"The Native People of the Columbia Plateau are rich in basketmaking tradition. For thousands of years their ancestors have used the roots, bark and grasses of the region to fashion containers for all their needs. Today a small number of descendants of these basketmakers continue this ancient heritage an art form known worldwide for fine craftsmanship, variety in design and beauty"
- Mary Dodds Schlick author of
Woven History: Native American Basketry
"MEMORY episode Pat Courtney Gold segment" by www.craftinamerica.org premiered on PBS in 2007
An excellent example of a basketmaker with a more contemporary style is Pat Courtney Gold. She is a Wasco native who grew up on the Warm Springs Reservation in Oregon. She continues the use of the full turn twine technique used by her ancestors but experiments with different plant fibers including cattail, tule, dogbane, cedar bark and tree roots.
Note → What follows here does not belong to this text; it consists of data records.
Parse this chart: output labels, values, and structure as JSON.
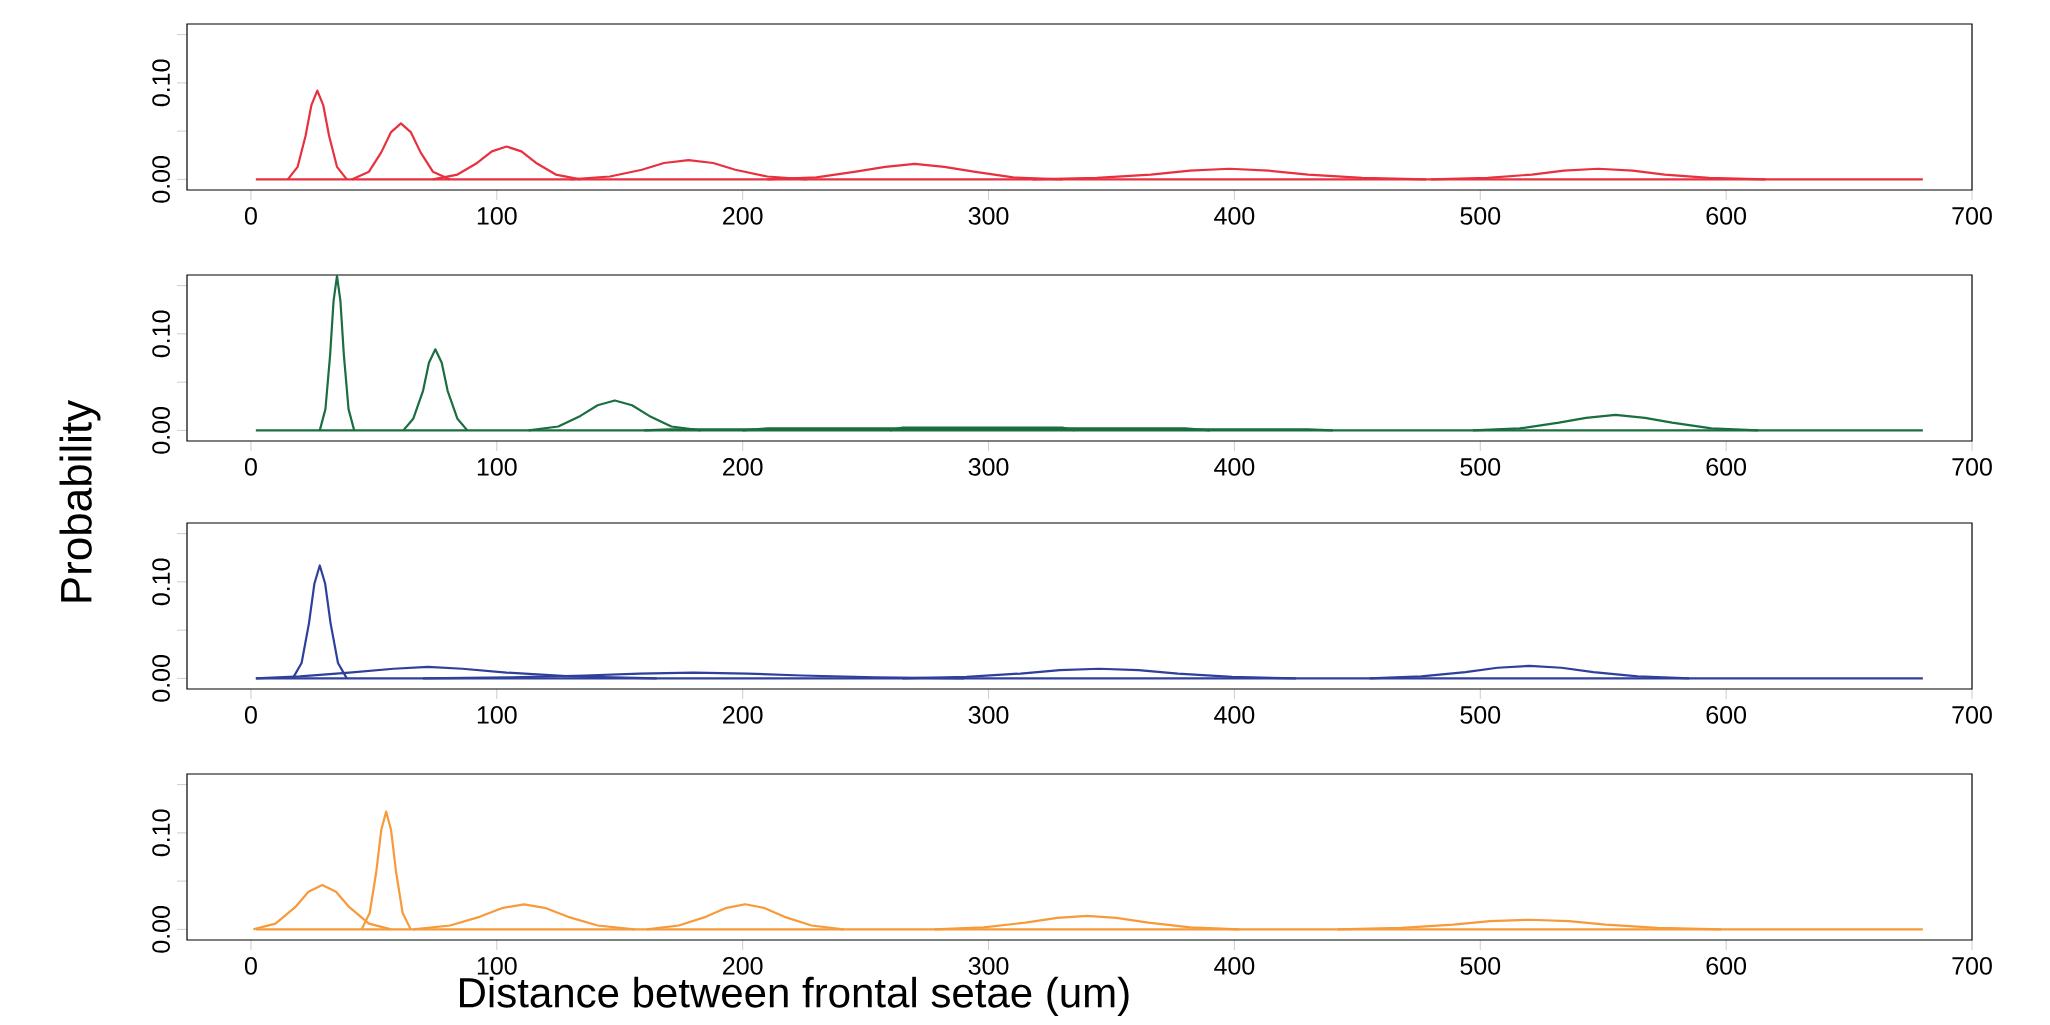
{
  "chart_data": [
    {
      "type": "line",
      "ylabel": "Probability",
      "xlim": [
        -26,
        700
      ],
      "ylim": [
        -0.011,
        0.161
      ],
      "xticks": [
        0,
        100,
        200,
        300,
        400,
        500,
        600,
        700
      ],
      "yticks": [
        {
          "value": 0,
          "label": "0.00"
        },
        {
          "value": 0.05,
          "label": null
        },
        {
          "value": 0.1,
          "label": "0.10"
        },
        {
          "value": 0.15,
          "label": null
        }
      ],
      "series": [
        {
          "color": "#e8303f",
          "x": [
            2,
            680
          ],
          "values": [
            0,
            0
          ]
        },
        {
          "color": "#e8303f",
          "x": [
            15,
            19,
            22.2,
            24.6,
            27,
            29.4,
            31.8,
            35,
            39
          ],
          "values": [
            0,
            0.013,
            0.045,
            0.077,
            0.092,
            0.077,
            0.045,
            0.013,
            0
          ]
        },
        {
          "color": "#e8303f",
          "x": [
            41,
            48,
            53,
            57,
            61,
            65,
            69,
            74,
            81
          ],
          "values": [
            0,
            0.008,
            0.028,
            0.049,
            0.058,
            0.049,
            0.028,
            0.008,
            0
          ]
        },
        {
          "color": "#e8303f",
          "x": [
            74,
            84,
            92,
            98,
            104,
            110,
            116,
            124,
            134
          ],
          "values": [
            0,
            0.005,
            0.017,
            0.029,
            0.034,
            0.029,
            0.017,
            0.005,
            0
          ]
        },
        {
          "color": "#e8303f",
          "x": [
            130,
            146,
            159,
            168,
            178,
            188,
            197,
            210,
            226
          ],
          "values": [
            0,
            0.003,
            0.01,
            0.017,
            0.02,
            0.017,
            0.01,
            0.003,
            0
          ]
        },
        {
          "color": "#e8303f",
          "x": [
            210,
            230,
            246,
            258,
            270,
            282,
            294,
            310,
            330
          ],
          "values": [
            0,
            0.002,
            0.008,
            0.013,
            0.016,
            0.013,
            0.008,
            0.002,
            0
          ]
        },
        {
          "color": "#e8303f",
          "x": [
            318,
            344,
            366,
            382,
            398,
            414,
            430,
            452,
            478
          ],
          "values": [
            0,
            0.0015,
            0.005,
            0.009,
            0.011,
            0.009,
            0.005,
            0.0015,
            0
          ]
        },
        {
          "color": "#e8303f",
          "x": [
            480,
            503,
            521,
            534,
            548,
            562,
            575,
            593,
            616
          ],
          "values": [
            0,
            0.0015,
            0.005,
            0.009,
            0.011,
            0.009,
            0.005,
            0.0015,
            0
          ]
        }
      ]
    },
    {
      "type": "line",
      "xlim": [
        -26,
        700
      ],
      "ylim": [
        -0.011,
        0.161
      ],
      "xticks": [
        0,
        100,
        200,
        300,
        400,
        500,
        600,
        700
      ],
      "yticks": [
        {
          "value": 0,
          "label": "0.00"
        },
        {
          "value": 0.05,
          "label": null
        },
        {
          "value": 0.1,
          "label": "0.10"
        },
        {
          "value": 0.15,
          "label": null
        }
      ],
      "series": [
        {
          "color": "#1a6e3f",
          "x": [
            2,
            680
          ],
          "values": [
            0,
            0
          ]
        },
        {
          "color": "#1a6e3f",
          "x": [
            28,
            30.3,
            32.2,
            33.6,
            35,
            36.4,
            37.8,
            39.7,
            42
          ],
          "values": [
            0,
            0.022,
            0.078,
            0.134,
            0.16,
            0.134,
            0.078,
            0.022,
            0
          ]
        },
        {
          "color": "#1a6e3f",
          "x": [
            62,
            66,
            70,
            72.4,
            75,
            77.6,
            80,
            84,
            88
          ],
          "values": [
            0,
            0.012,
            0.041,
            0.07,
            0.084,
            0.07,
            0.041,
            0.012,
            0
          ]
        },
        {
          "color": "#1a6e3f",
          "x": [
            113,
            125,
            134,
            141,
            148,
            155,
            162,
            171,
            183
          ],
          "values": [
            0,
            0.004,
            0.015,
            0.026,
            0.031,
            0.026,
            0.015,
            0.004,
            0
          ]
        },
        {
          "color": "#1a6e3f",
          "x": [
            160,
            170,
            430,
            440
          ],
          "values": [
            0,
            0.001,
            0.001,
            0
          ]
        },
        {
          "color": "#1a6e3f",
          "x": [
            200,
            210,
            380,
            390
          ],
          "values": [
            0,
            0.002,
            0.002,
            0
          ]
        },
        {
          "color": "#1a6e3f",
          "x": [
            260,
            265,
            330,
            335
          ],
          "values": [
            0,
            0.003,
            0.003,
            0
          ]
        },
        {
          "color": "#1a6e3f",
          "x": [
            497,
            516,
            532,
            543,
            555,
            567,
            578,
            594,
            613
          ],
          "values": [
            0,
            0.002,
            0.008,
            0.013,
            0.016,
            0.013,
            0.008,
            0.002,
            0
          ]
        }
      ]
    },
    {
      "type": "line",
      "xlim": [
        -26,
        700
      ],
      "ylim": [
        -0.011,
        0.161
      ],
      "xticks": [
        0,
        100,
        200,
        300,
        400,
        500,
        600,
        700
      ],
      "yticks": [
        {
          "value": 0,
          "label": "0.00"
        },
        {
          "value": 0.05,
          "label": null
        },
        {
          "value": 0.1,
          "label": "0.10"
        },
        {
          "value": 0.15,
          "label": null
        }
      ],
      "series": [
        {
          "color": "#2e3f9c",
          "x": [
            2,
            680
          ],
          "values": [
            0,
            0
          ]
        },
        {
          "color": "#2e3f9c",
          "x": [
            17,
            20.6,
            23.6,
            25.8,
            28,
            30.2,
            32.4,
            35.4,
            39
          ],
          "values": [
            0,
            0.016,
            0.057,
            0.098,
            0.117,
            0.098,
            0.057,
            0.016,
            0
          ]
        },
        {
          "color": "#2e3f9c",
          "x": [
            2,
            20,
            40,
            58,
            72,
            86,
            104,
            130,
            165
          ],
          "values": [
            0,
            0.002,
            0.006,
            0.01,
            0.012,
            0.01,
            0.006,
            0.002,
            0
          ]
        },
        {
          "color": "#2e3f9c",
          "x": [
            70,
            106,
            136,
            158,
            180,
            202,
            224,
            254,
            290
          ],
          "values": [
            0,
            0.001,
            0.003,
            0.005,
            0.006,
            0.005,
            0.003,
            0.001,
            0
          ]
        },
        {
          "color": "#2e3f9c",
          "x": [
            265,
            291,
            313,
            329,
            345,
            361,
            377,
            399,
            425
          ],
          "values": [
            0,
            0.0015,
            0.005,
            0.0085,
            0.01,
            0.0085,
            0.005,
            0.0015,
            0
          ]
        },
        {
          "color": "#2e3f9c",
          "x": [
            455,
            476,
            494,
            507,
            520,
            533,
            546,
            564,
            585
          ],
          "values": [
            0,
            0.002,
            0.0065,
            0.011,
            0.013,
            0.011,
            0.0065,
            0.002,
            0
          ]
        }
      ]
    },
    {
      "type": "line",
      "xlabel": "Distance between frontal setae (um)",
      "xlim": [
        -26,
        700
      ],
      "ylim": [
        -0.011,
        0.161
      ],
      "xticks": [
        0,
        100,
        200,
        300,
        400,
        500,
        600,
        700
      ],
      "yticks": [
        {
          "value": 0,
          "label": "0.00"
        },
        {
          "value": 0.05,
          "label": null
        },
        {
          "value": 0.1,
          "label": "0.10"
        },
        {
          "value": 0.15,
          "label": null
        }
      ],
      "series": [
        {
          "color": "#f79a3a",
          "x": [
            2,
            680
          ],
          "values": [
            0,
            0
          ]
        },
        {
          "color": "#f79a3a",
          "x": [
            1,
            10,
            18,
            23.4,
            29,
            34.6,
            40,
            48,
            57
          ],
          "values": [
            0,
            0.006,
            0.023,
            0.039,
            0.046,
            0.039,
            0.023,
            0.006,
            0
          ]
        },
        {
          "color": "#f79a3a",
          "x": [
            45,
            48.3,
            51,
            53,
            55,
            57,
            59,
            61.7,
            65
          ],
          "values": [
            0,
            0.017,
            0.06,
            0.103,
            0.122,
            0.103,
            0.06,
            0.017,
            0
          ]
        },
        {
          "color": "#f79a3a",
          "x": [
            66,
            81,
            93,
            102,
            111,
            120,
            129,
            141,
            156
          ],
          "values": [
            0,
            0.004,
            0.013,
            0.022,
            0.026,
            0.022,
            0.013,
            0.004,
            0
          ]
        },
        {
          "color": "#f79a3a",
          "x": [
            161,
            174,
            185,
            193,
            201,
            209,
            217,
            228,
            241
          ],
          "values": [
            0,
            0.004,
            0.013,
            0.022,
            0.026,
            0.022,
            0.013,
            0.004,
            0
          ]
        },
        {
          "color": "#f79a3a",
          "x": [
            278,
            298,
            315,
            328,
            340,
            352,
            365,
            382,
            402
          ],
          "values": [
            0,
            0.002,
            0.007,
            0.012,
            0.014,
            0.012,
            0.007,
            0.002,
            0
          ]
        },
        {
          "color": "#f79a3a",
          "x": [
            442,
            468,
            489,
            504,
            520,
            536,
            551,
            572,
            598
          ],
          "values": [
            0,
            0.0015,
            0.005,
            0.0085,
            0.01,
            0.0085,
            0.005,
            0.0015,
            0
          ]
        }
      ]
    }
  ]
}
Pat Courtney Gold (Wasco). Honor the 1805 Wasco Weaver. 2003. Harvard University's Peabody University, Cambridge, Massachusetts. Web. https://www.peabody.harvard.edu/node/2349
Pat Courtney Gold enjoys the use of traditional designs in her baskets. One design that is often used by this popular basketmaker are very similar to the designs used in petroglyphs. Harvard University's Peabody Museum recruited her to write an essay on a Wasco basket collected by Lewis and Clark on their expedition west in 1805 and even had her recreate the sally bag to include in their collection. In some of her more creative baskets Pat likes to give each petroglyph a different facial expression, which shows her free reign of creativity in the weaving process.
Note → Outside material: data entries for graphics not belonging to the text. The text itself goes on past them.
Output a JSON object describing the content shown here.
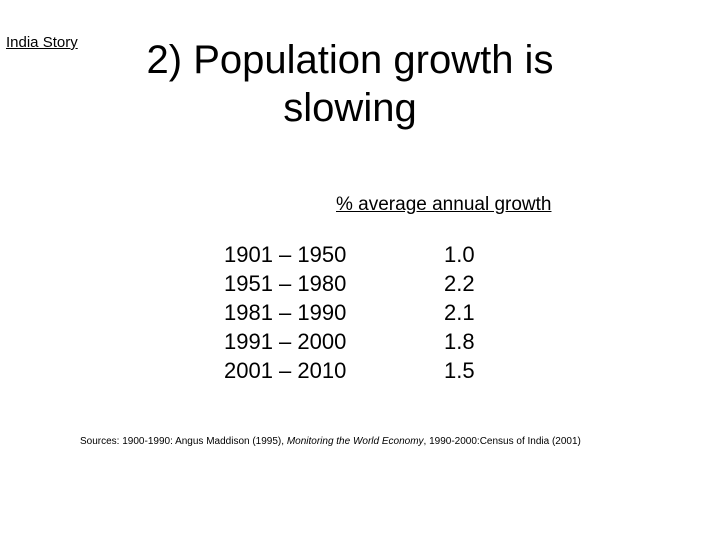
{
  "corner_label": "India Story",
  "title": "2) Population growth is slowing",
  "table": {
    "header": "% average annual growth",
    "rows": [
      {
        "period": "1901 – 1950",
        "value": "1.0"
      },
      {
        "period": "1951 – 1980",
        "value": "2.2"
      },
      {
        "period": "1981 – 1990",
        "value": "2.1"
      },
      {
        "period": "1991 – 2000",
        "value": "1.8"
      },
      {
        "period": "2001 – 2010",
        "value": "1.5"
      }
    ]
  },
  "sources": {
    "prefix": "Sources: 1900-1990: Angus Maddison (1995), ",
    "italic": "Monitoring the World Economy",
    "suffix": ", 1990-2000:Census of India (2001)"
  }
}
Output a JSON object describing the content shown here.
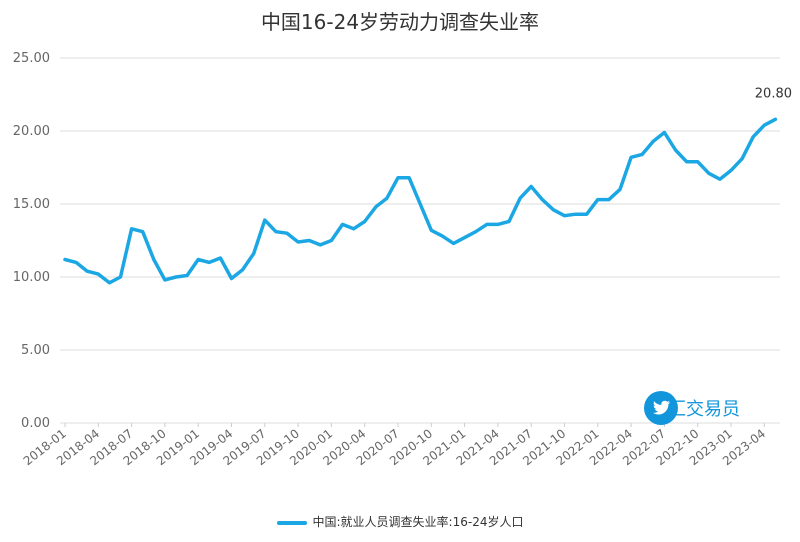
{
  "title": "中国16-24岁劳动力调查失业率",
  "legend": {
    "label": "中国:就业人员调查失业率:16-24岁人口"
  },
  "watermark": {
    "text": "外汇交易员",
    "icon": "twitter-bird-icon"
  },
  "colors": {
    "line": "#1ba7e3",
    "grid": "#dddddd",
    "watermark": "#1296db"
  },
  "chart_data": {
    "type": "line",
    "title": "中国16-24岁劳动力调查失业率",
    "y_ticks": [
      "0.00",
      "5.00",
      "10.00",
      "15.00",
      "20.00",
      "25.00"
    ],
    "ylim": [
      0,
      25
    ],
    "x_tick_labels": [
      "2018-01",
      "2018-04",
      "2018-07",
      "2018-10",
      "2019-01",
      "2019-04",
      "2019-07",
      "2019-10",
      "2020-01",
      "2020-04",
      "2020-07",
      "2020-10",
      "2021-01",
      "2021-04",
      "2021-07",
      "2021-10",
      "2022-01",
      "2022-04",
      "2022-07",
      "2022-10",
      "2023-01",
      "2023-04"
    ],
    "grid": true,
    "legend_position": "bottom",
    "end_label": "20.80",
    "series": [
      {
        "name": "中国:就业人员调查失业率:16-24岁人口",
        "x": [
          "2018-01",
          "2018-02",
          "2018-03",
          "2018-04",
          "2018-05",
          "2018-06",
          "2018-07",
          "2018-08",
          "2018-09",
          "2018-10",
          "2018-11",
          "2018-12",
          "2019-01",
          "2019-02",
          "2019-03",
          "2019-04",
          "2019-05",
          "2019-06",
          "2019-07",
          "2019-08",
          "2019-09",
          "2019-10",
          "2019-11",
          "2019-12",
          "2020-01",
          "2020-02",
          "2020-03",
          "2020-04",
          "2020-05",
          "2020-06",
          "2020-07",
          "2020-08",
          "2020-09",
          "2020-10",
          "2020-11",
          "2020-12",
          "2021-01",
          "2021-02",
          "2021-03",
          "2021-04",
          "2021-05",
          "2021-06",
          "2021-07",
          "2021-08",
          "2021-09",
          "2021-10",
          "2021-11",
          "2021-12",
          "2022-01",
          "2022-02",
          "2022-03",
          "2022-04",
          "2022-05",
          "2022-06",
          "2022-07",
          "2022-08",
          "2022-09",
          "2022-10",
          "2022-11",
          "2022-12",
          "2023-01",
          "2023-02",
          "2023-03",
          "2023-04",
          "2023-05"
        ],
        "values": [
          11.2,
          11.0,
          10.4,
          10.2,
          9.6,
          10.0,
          13.3,
          13.1,
          11.2,
          9.8,
          10.0,
          10.1,
          11.2,
          11.0,
          11.3,
          9.9,
          10.5,
          11.6,
          13.9,
          13.1,
          13.0,
          12.4,
          12.5,
          12.2,
          12.5,
          13.6,
          13.3,
          13.8,
          14.8,
          15.4,
          16.8,
          16.8,
          15.0,
          13.2,
          12.8,
          12.3,
          12.7,
          13.1,
          13.6,
          13.6,
          13.8,
          15.4,
          16.2,
          15.3,
          14.6,
          14.2,
          14.3,
          14.3,
          15.3,
          15.3,
          16.0,
          18.2,
          18.4,
          19.3,
          19.9,
          18.7,
          17.9,
          17.9,
          17.1,
          16.7,
          17.3,
          18.1,
          19.6,
          20.4,
          20.8
        ]
      }
    ]
  }
}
Pat Courtney Gold (Wasco) "Yuppie Couple"
Pat Courtney Gold (Wasco) "Yuppie Couple 2"
Both the Yuppie Couple and the Yuppie Couple 2 baskets were featured in the High Dessert Museum in Bend, Oregon in an exhibit named "From the Vault: Pat Courtney Gold Baskets" until September 10, 2017. By pairing these two baskets together Pat contrasts contemporary and traditional Wasco basketry. In the basket titled Yuppie Couple 2 Pat uses traditional Wasco basket patterns. They are geometrical patterns that continue to resemble the look of the historic petroglyphs used by her ancestors.
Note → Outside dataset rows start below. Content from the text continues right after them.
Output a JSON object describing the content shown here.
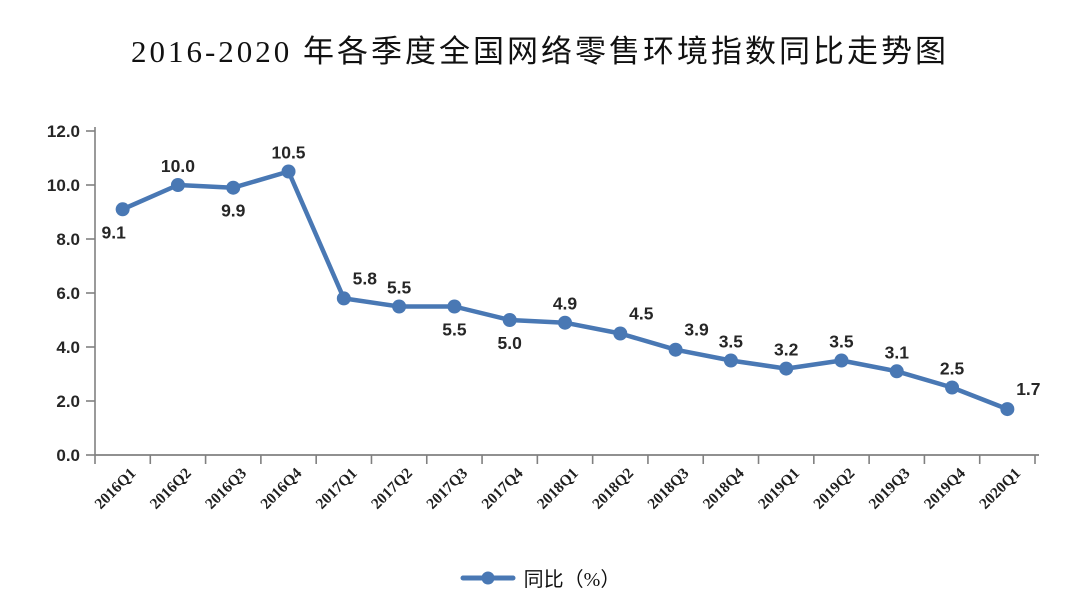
{
  "title": "2016-2020 年各季度全国网络零售环境指数同比走势图",
  "legend": {
    "label": "同比（%）"
  },
  "colors": {
    "line": "#4978B4",
    "marker": "#4978B4",
    "axis": "#808080",
    "tick_text": "#262626",
    "data_label_text": "#1f1f1f"
  },
  "chart_data": {
    "type": "line",
    "title": "2016-2020 年各季度全国网络零售环境指数同比走势图",
    "categories": [
      "2016Q1",
      "2016Q2",
      "2016Q3",
      "2016Q4",
      "2017Q1",
      "2017Q2",
      "2017Q3",
      "2017Q4",
      "2018Q1",
      "2018Q2",
      "2018Q3",
      "2018Q4",
      "2019Q1",
      "2019Q2",
      "2019Q3",
      "2019Q4",
      "2020Q1"
    ],
    "series": [
      {
        "name": "同比（%）",
        "values": [
          9.1,
          10.0,
          9.9,
          10.5,
          5.8,
          5.5,
          5.5,
          5.0,
          4.9,
          4.5,
          3.9,
          3.5,
          3.2,
          3.5,
          3.1,
          2.5,
          1.7
        ]
      }
    ],
    "xlabel": "",
    "ylabel": "",
    "ylim": [
      0,
      12
    ],
    "ytick_step": 2,
    "ytick_labels": [
      "0.0",
      "2.0",
      "4.0",
      "6.0",
      "8.0",
      "10.0",
      "12.0"
    ],
    "grid": false,
    "data_labels": true,
    "legend_position": "bottom",
    "label_positions": [
      "below-left",
      "above",
      "below",
      "above",
      "above-right",
      "above",
      "below",
      "below",
      "above",
      "above-right",
      "above-right",
      "above",
      "above",
      "above",
      "above",
      "above",
      "above-right"
    ]
  }
}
In Yuppie Couple she continues the use of traditional geometric patterns but incorporates colorful modern clothing to reference the new culture that came with the expansion of Euro-Americans. The modern clothing is weaved with colorful chenille fiber which also adds a certain texture to the basket. She states that she "enjoy[s] experimenting with new fiber and trying variations on old designs' and that she's "sure if my ancestor basket weavers were transplanted into this century they would be inspired to do the same."